Earlier this month, regulators in North Dakota allowed a 10-month delay, until November 2016, before oil and gas producers are required to capture 85 percent of natural gas produced from their wells.
"Their goal first and foremost is to go in and get the oil out," said Jeremy Nichols of the environmental group WildEarth Guardians. "With oil you don't need that much infrastructure. You need tanks and a truck. With gas it's more complex. Companies just aren't willing to make that investment while the getting is good for oil."
The BLM challenges the notion that it allows companies to flare unlimited amounts of gas, saying producers that wish to flare must prove that capturing the gas would lead to a premature abandonment of recoverable oil reserves. Companies must also submit a plan that eliminates flaring within one year, according to BLM spokesperson Bradford Purdy.

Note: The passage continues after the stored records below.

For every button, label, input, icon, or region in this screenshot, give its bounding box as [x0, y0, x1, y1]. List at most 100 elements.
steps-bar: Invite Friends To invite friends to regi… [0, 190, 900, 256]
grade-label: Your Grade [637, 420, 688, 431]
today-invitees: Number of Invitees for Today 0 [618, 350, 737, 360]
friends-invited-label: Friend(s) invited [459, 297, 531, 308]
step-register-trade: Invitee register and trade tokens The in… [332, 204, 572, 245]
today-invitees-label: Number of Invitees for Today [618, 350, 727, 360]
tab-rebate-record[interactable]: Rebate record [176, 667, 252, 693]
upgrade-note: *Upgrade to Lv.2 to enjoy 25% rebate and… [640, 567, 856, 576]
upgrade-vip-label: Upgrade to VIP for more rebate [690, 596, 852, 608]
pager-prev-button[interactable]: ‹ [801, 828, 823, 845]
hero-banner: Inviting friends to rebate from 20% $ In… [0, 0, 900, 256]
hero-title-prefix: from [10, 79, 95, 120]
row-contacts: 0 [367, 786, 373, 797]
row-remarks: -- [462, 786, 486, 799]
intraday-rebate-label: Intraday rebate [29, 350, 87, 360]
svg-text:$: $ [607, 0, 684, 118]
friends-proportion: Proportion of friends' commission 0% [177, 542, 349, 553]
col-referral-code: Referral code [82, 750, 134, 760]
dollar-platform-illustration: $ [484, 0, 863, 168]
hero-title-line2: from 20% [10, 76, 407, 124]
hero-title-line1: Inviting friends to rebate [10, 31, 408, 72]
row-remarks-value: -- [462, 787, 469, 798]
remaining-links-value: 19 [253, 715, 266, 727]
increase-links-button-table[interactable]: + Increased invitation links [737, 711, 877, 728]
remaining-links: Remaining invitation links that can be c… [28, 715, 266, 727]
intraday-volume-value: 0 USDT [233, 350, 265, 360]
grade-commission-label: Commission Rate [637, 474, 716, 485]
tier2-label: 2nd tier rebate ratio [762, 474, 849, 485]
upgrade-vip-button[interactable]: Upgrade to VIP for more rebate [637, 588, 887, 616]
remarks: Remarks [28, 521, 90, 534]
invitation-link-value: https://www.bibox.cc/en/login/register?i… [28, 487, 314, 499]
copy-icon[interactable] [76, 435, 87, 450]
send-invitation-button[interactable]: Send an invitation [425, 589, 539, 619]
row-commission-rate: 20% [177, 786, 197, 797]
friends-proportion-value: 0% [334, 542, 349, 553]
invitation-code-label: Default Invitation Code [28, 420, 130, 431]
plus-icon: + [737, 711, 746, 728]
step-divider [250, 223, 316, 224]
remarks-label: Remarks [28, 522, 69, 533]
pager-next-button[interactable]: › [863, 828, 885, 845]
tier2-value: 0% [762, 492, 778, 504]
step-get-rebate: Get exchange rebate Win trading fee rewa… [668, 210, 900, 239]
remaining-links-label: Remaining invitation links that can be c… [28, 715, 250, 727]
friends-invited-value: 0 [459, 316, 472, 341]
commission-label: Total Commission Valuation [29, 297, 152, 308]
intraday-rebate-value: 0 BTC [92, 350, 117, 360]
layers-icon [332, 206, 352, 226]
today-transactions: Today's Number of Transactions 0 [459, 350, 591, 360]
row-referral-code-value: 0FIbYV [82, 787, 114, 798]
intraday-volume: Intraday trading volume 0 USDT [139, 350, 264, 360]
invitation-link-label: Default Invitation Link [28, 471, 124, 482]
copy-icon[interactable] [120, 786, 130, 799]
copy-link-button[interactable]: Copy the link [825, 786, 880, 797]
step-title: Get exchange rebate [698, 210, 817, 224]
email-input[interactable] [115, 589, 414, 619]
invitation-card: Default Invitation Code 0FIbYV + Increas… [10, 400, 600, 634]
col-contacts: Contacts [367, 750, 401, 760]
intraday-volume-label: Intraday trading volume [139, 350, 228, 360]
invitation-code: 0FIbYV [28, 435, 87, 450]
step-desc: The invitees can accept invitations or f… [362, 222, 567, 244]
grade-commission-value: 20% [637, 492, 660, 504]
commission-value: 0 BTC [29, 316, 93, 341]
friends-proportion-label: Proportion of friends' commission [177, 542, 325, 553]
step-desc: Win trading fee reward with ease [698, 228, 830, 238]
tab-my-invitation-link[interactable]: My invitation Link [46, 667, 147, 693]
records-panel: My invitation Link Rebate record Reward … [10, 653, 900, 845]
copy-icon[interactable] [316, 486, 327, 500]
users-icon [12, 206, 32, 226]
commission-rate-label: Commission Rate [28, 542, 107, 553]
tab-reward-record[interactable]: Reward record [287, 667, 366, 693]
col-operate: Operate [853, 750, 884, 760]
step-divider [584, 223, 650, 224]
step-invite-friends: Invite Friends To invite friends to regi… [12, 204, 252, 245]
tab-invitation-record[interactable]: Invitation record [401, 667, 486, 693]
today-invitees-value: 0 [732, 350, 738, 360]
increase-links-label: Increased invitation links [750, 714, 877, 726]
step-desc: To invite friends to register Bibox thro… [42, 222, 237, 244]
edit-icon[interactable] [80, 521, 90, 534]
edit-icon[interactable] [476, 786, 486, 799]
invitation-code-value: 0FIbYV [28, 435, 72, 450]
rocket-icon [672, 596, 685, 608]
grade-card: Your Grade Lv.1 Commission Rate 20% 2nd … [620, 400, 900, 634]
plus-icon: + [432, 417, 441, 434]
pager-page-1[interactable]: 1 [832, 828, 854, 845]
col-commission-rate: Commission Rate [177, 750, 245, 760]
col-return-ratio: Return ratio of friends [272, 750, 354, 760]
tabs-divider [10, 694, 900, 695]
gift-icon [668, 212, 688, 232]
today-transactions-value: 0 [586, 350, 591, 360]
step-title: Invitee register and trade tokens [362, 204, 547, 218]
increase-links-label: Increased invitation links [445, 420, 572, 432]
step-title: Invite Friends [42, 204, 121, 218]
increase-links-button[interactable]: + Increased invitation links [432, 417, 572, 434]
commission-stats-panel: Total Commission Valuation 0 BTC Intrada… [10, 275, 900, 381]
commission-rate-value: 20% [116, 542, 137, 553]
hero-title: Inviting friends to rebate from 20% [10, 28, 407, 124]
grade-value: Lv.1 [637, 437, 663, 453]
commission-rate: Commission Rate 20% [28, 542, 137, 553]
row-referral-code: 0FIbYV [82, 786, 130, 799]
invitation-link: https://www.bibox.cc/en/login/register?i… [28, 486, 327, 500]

The widespread practice of flaring natural gas without paying royalties, however, doesn't make sense given what is known about climate change, environmentalists said.
"The BLM is approaching it from the standpoint of 'Well, if we didn't let them flare, then they wouldn't develop the oil, and we'd rather get the oil and get the money from that,'" said Nichols of WildEarth Guardians. "Absent from that thinking is the climate consequences. Is it really worth it if you consider the cost of those emissions being produced? I think the answer in most cases is we are not reaping a benefit and in the process we are effectively incentivizing a very dirty form of energy."